Minivist values are trust, altruism and being real.

Occupying the centre ground is a virtual farm in Turin where you grow your own vegetables virtually, in real time, and then have them delivered for real. Hub Culture is another example – a global network of hubs with its own digital currency, the ven, Their MD Michelle Vanderparys was in the audience. She explained how you can buy ven, just as you would dollars or euros, or earn it by contributing something of social value. You can use it to trade knowledge and items or services at its online and its real stores, or to pay people or donate to charitable causes. It has two shops in the UK, one around the corner from our breakfast venue in Kingly Court, London.

Michelle said there was a trend towards paying for knowledge in small bites (such as 5p for reading this article). There is residual value to be realised from knowledge transfer. The audience came up with several examples showing this potential, eg Getty trading Flicker images. Designer Breakfasts think the idea of micro payments was very interesting – perhaps one to explore at a future breakfast.

Miriam mentioned crowdspring.com who sell off-the-shelf logos. Javier Garcia talked about ideasbounty.com where people put up ideas and only get paid for what is used.

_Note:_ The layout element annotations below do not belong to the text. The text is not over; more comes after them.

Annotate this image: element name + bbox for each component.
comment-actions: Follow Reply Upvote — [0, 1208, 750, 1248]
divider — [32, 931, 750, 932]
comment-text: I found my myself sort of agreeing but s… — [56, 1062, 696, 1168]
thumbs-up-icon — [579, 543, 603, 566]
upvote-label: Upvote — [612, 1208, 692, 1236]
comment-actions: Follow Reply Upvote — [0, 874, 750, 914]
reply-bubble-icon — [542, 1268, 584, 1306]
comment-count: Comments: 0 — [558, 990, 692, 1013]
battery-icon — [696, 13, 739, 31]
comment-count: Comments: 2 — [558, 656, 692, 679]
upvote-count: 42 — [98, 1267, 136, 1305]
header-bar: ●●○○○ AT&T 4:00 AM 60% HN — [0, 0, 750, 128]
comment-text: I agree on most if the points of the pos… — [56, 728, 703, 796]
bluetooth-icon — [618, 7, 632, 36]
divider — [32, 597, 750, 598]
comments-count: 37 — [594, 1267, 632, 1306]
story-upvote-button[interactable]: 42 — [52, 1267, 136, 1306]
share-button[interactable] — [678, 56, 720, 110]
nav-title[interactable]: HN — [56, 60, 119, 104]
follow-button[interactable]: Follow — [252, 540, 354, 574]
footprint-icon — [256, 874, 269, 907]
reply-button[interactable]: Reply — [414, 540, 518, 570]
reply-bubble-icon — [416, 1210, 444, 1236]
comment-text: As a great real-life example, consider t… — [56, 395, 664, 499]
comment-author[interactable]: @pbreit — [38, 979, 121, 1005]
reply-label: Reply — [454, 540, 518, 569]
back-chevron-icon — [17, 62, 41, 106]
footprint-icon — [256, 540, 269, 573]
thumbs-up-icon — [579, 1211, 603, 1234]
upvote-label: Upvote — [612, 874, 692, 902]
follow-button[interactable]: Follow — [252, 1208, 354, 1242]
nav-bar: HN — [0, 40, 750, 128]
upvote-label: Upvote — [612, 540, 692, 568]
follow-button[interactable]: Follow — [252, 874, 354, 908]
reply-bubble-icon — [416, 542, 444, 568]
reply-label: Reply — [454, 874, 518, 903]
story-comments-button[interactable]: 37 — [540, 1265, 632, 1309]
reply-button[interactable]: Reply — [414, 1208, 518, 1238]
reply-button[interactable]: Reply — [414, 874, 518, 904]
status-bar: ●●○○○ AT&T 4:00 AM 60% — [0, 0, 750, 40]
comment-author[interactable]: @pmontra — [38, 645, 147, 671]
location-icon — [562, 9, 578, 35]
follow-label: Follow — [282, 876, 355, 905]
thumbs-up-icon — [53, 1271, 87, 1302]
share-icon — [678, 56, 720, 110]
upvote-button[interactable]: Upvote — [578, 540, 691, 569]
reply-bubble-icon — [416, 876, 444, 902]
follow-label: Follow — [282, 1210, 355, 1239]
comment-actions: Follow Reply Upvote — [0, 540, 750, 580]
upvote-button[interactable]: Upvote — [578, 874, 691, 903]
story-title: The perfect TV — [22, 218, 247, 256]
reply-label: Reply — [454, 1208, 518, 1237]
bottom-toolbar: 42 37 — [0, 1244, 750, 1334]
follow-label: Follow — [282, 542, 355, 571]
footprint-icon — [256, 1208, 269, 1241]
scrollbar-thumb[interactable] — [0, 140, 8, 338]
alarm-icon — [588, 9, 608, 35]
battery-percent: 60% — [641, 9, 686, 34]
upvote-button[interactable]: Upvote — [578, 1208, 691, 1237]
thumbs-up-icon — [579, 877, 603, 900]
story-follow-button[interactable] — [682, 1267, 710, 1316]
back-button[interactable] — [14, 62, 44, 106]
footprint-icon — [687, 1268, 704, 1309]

Great, as long as your idea isn’t pinched, people thought, although many designers take that risk and if you’re young it’s a way to progress and search out opportunities, get noticed and make contacts. Miriam says it’s building up the ‘me’ brand.

The conversation turned to examples of sharing resources and collaborating. Helen Atkinson mentioned a printer who advertises print runs; as long as you like the same paper stock, you run your job up with someone else’s and share the costs. Hugh Fearnley-Whittingstall’s Facebook page for gardeners to help find free space for growing vegetables, is another example. Jonathan Creswell told us how Walkers are offering a percentage of profits for new flavour ideas.

Mike Abrahams asked if mega-corporations were taking advantage of people’s ideas. Miriam thought open pitching could work like slash/slash.

Tom Harle suggested there might be a backlash against Starbucks’ authentic local fit-outs as people got wise and Miriam thought the key was transparency. Chris Burridge said it exemplified a shift that big brands were making towards social corporate responsibility and new ways of franchising in which people could do what they want within corporate/value guidelines.